The initial two vessels, the USS Donald Cook and the USS Ross, are slated to sail to Spain in fiscal 2014. The remaining two ships -- the USS Carney and the USS Porter -- are to deploy the year after that. Approximately 1,100 U.S. troops will accompany the warships.
The Aegis ships are one element of Washington's official contribution to NATO efforts to establish a ballistic missile shield that covers all of Europe. The United States also has agreements with Romania and Poland to host land-based missile interceptors in the coming years.
Separately, the Pentagon's Missile Defense Agency has reduced by four interceptors a purchase agreement with Raytheon for Standard Missile 3 Block 1B missiles, the Alabama Media Group reported on Tuesday.
The military is now ordering only 20 Block 1B interceptors, saving it roughly $49 million on the Raytheon contract.
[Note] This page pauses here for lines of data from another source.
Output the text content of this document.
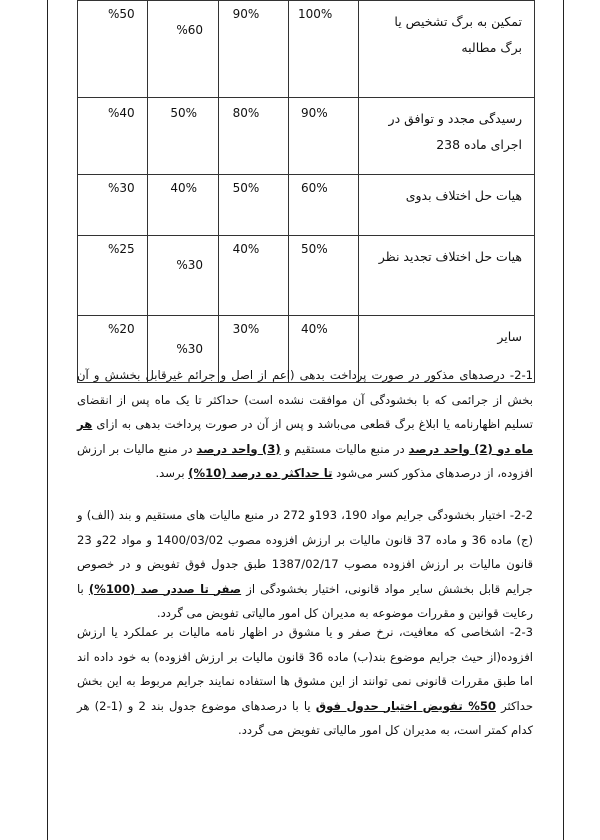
تمکین به برگ تشخیص یا برگ مطالبه	100%	90%	%60	%50

رسیدگی مجدد و توافق در اجرای ماده 238	90%	80%	50%	%40

هیات حل اختلاف بدوی	60%	50%	40%	%30

هیات حل اختلاف تجدید نظر	50%	40%	%30	%25

سایر	40%	30%	%30	%20

2-1- درصدهای مذکور در صورت پرداخت بدهی (اعم از اصل و جرائم غیرقابل بخشش و آن بخش از جرائمی که با بخشودگی آن موافقت نشده است) حداکثر تا یک ماه پس از انقضای تسلیم اظهارنامه یا ابلاغ برگ قطعی می‌باشد و پس از آن در صورت پرداخت بدهی به ازای هر ماه دو (2) واحد درصد در منبع مالیات مستقیم و (3) واحد درصد در منبع مالیات بر ارزش افزوده، از درصدهای مذکور کسر می‌شود تا حداکثر ده درصد (10%) برسد.

2-2- اختیار بخشودگی جرایم مواد 190، 193و 272 در منبع مالیات های مستقیم و بند (الف) و (ج) ماده 36 و ماده 37 قانون مالیات بر ارزش افزوده مصوب 1400/03/02 و مواد 22و 23 قانون مالیات بر ارزش افزوده مصوب 1387/02/17 طبق جدول فوق تفویض و در خصوص جرایم قابل بخشش سایر مواد قانونی، اختیار بخشودگی از صفر تا صددر صد (100%) با رعایت قوانین و مقررات موضوعه به مدیران کل امور مالیاتی تفویض می گردد.

2-3- اشخاصی که معافیت، نرخ صفر و یا مشوق در اظهار نامه مالیات بر عملکرد یا ارزش افزوده(از حیث جرایم موضوع بند(ب) ماده 36 قانون مالیات بر ارزش افزوده) به خود داده اند اما طبق مقررات قانونی نمی توانند از این مشوق ها استفاده نمایند جرایم مربوط به این بخش حداکثر 50% تفویض اختیار جدول فوق یا با درصدهای موضوع جدول بند 2 و (1-2) هر کدام کمتر است، به مدیران کل امور مالیاتی تفویض می گردد.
However, the Pentagon is paying the defense industry giant $24 million to fix technology and manufacturing problems associated with the Standard Missile 3 system.
The Missile Defense Agency said it is maintaining the possibility of purchasing the four canceled interceptors at some point in the future.
The Block 1B interceptors are to be fielded in Romania and Poland.
9 July 2013
Spain and the US are expected to formalize an agreement in the coming weeks over the stationing of four destroyers at the naval base in Rota, Cádiz, for an initial period of over four years. The deal is worth 200 million euros to Spanish public company Navantia, which will be responsible for the maintenance of the four Arleigh Burke class vessels. The destroyers form part of the NATO missile defense shield and are equipped with Aegis combat systems capable of intercepting ballistic missiles.
The first two ships, the Ross and the Donald Cook, are scheduled to arrive at the Rota base in 2014, with the Porter and the Carney to follow in 2015. The destroyers will come with 1,100 military personnel and their families, which represents a shot in the arm for the local economy in one of the provinces hardest hit by Spain’s prolonged recession.
Industry sources said that even more significant than the fiscal boon is the fact that the US has placed the upkeep of some of its most advanced military hardware in the hands of a Spanish company. “If they are satisfied, there will be more contracts; if they are not, they will find the easiest way to avoid honoring the contract’s duration,” the sources said.
To accommodate the US navy destroyers the existing wharfs at
Rota have been extended and a new quay built, to avoid having to
dislodge the Spanish navy vessels already based there. The
deployment in Rota is the fourth element of the missile defense
shield, which will also include radar and interceptor
installations in Poland, Turkey and Romania.